Trinity College Dublin
The Martin Naughton E3 Learning Foundry is a multi-disciplinary teaching and learning building for Trinity College's historic city-centre campus. E3 stands for ‘Engineering, Environment and Emerging technologies’ and its cross-departmental courses will focus on subjects such as smart cities, wellbeing, data analysis and sustainable resources.
The building is composed as three elements: a stone-clad laboratory block (The Nucleus) that nestles into the courtyard of the neighbouring zoology building; an aluminium and glass clad teaching block (The Wing) that follows the geometry of the city, and an elevated, transparent element (The Lantern) which brings light into a central atrium.
Each of the elements responds to the different learning space requirements. The Nucleus houses long-spanning, heavily serviced labs, The Wing is made up of smaller-scale flexible learning spaces.
With a focus on collaborative and project work, the Learning Foundry will be a launchpad for a new kind of education experience.
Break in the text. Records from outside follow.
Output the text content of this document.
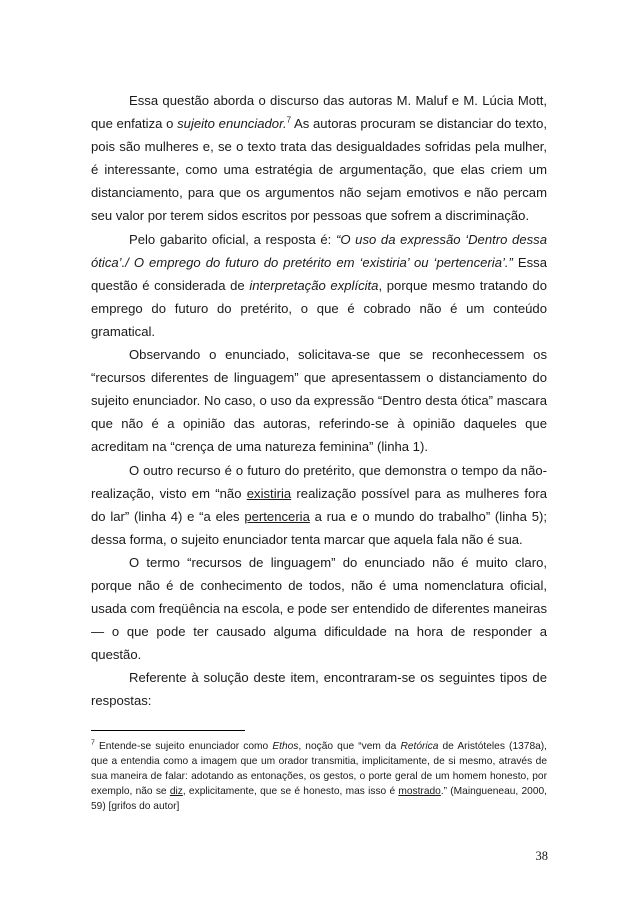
Essa questão aborda o discurso das autoras M. Maluf e M. Lúcia Mott, que enfatiza o sujeito enunciador.$^7$ As autoras procuram se distanciar do texto, pois são mulheres e, se o texto trata das desigualdades sofridas pela mulher, é interessante, como uma estratégia de argumentação, que elas criem um distanciamento, para que os argumentos não sejam emotivos e não percam seu valor por terem sidos escritos por pessoas que sofrem a discriminação.

Pelo gabarito oficial, a resposta é: “O uso da expressão ‘Dentro dessa ótica’./ O emprego do futuro do pretérito em ‘existiria’ ou ‘pertenceria’.” Essa questão é considerada de interpretação explícita, porque mesmo tratando do emprego do futuro do pretérito, o que é cobrado não é um conteúdo gramatical.

Observando o enunciado, solicitava-se que se reconhecessem os “recursos diferentes de linguagem” que apresentassem o distanciamento do sujeito enunciador. No caso, o uso da expressão “Dentro desta ótica” mascara que não é a opinião das autoras, referindo-se à opinião daqueles que acreditam na “crença de uma natureza feminina” (linha 1).

O outro recurso é o futuro do pretérito, que demonstra o tempo da não-realização, visto em “não existiria realização possível para as mulheres fora do lar” (linha 4) e “a eles pertenceria a rua e o mundo do trabalho” (linha 5); dessa forma, o sujeito enunciador tenta marcar que aquela fala não é sua.

O termo “recursos de linguagem” do enunciado não é muito claro, porque não é de conhecimento de todos, não é uma nomenclatura oficial, usada com freqüência na escola, e pode ser entendido de diferentes maneiras — o que pode ter causado alguma dificuldade na hora de responder a questão.

Referente à solução deste item, encontraram-se os seguintes tipos de respostas:

$^7$ Entende-se sujeito enunciador como Ethos, noção que “vem da Retórica de Aristóteles (1378a), que a entendia como a imagem que um orador transmitia, implicitamente, de si mesmo, através de sua maneira de falar: adotando as entonações, os gestos, o porte geral de um homem honesto, por exemplo, não se diz, explicitamente, que se é honesto, mas isso é mostrado.” (Maingueneau, 2000, 59) [grifos do autor]
38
The E3 Institute will provide 1,600 new STEM places for students, addressing a skills shortage in the Irish economy and constitutes a 50% increase of STEM places over ten years.
The building design responds intelligently to the different learning spaces using a combination of new and established technologies. These systems work together across the building to create a building that is designed to meet nearly zero-energy building (NZEB) requirements and to achieve BREEAM Excellent certification.
Read Models of Sustainability, explaining how we created a model to communicate the sustainability strategy for the Royal Academy Summer Exhibition 2019.
Social interactions spark conversations and ideas.
The building is a new kind of education facility. It is focussed on challenge-driven education, on small group teaching, and on independent learning.
It is designed to encourage students and staff to meet, talk and work together informally in a variety of settings.
Flexibility is integral to the design. Innovative teaching and learning environments can be adapted for structured and self-directed learning, in a range of group sizes. The classrooms are all designed to be easily reconfigurable and IT and AV infrastructure allows for broadcasting across rooms.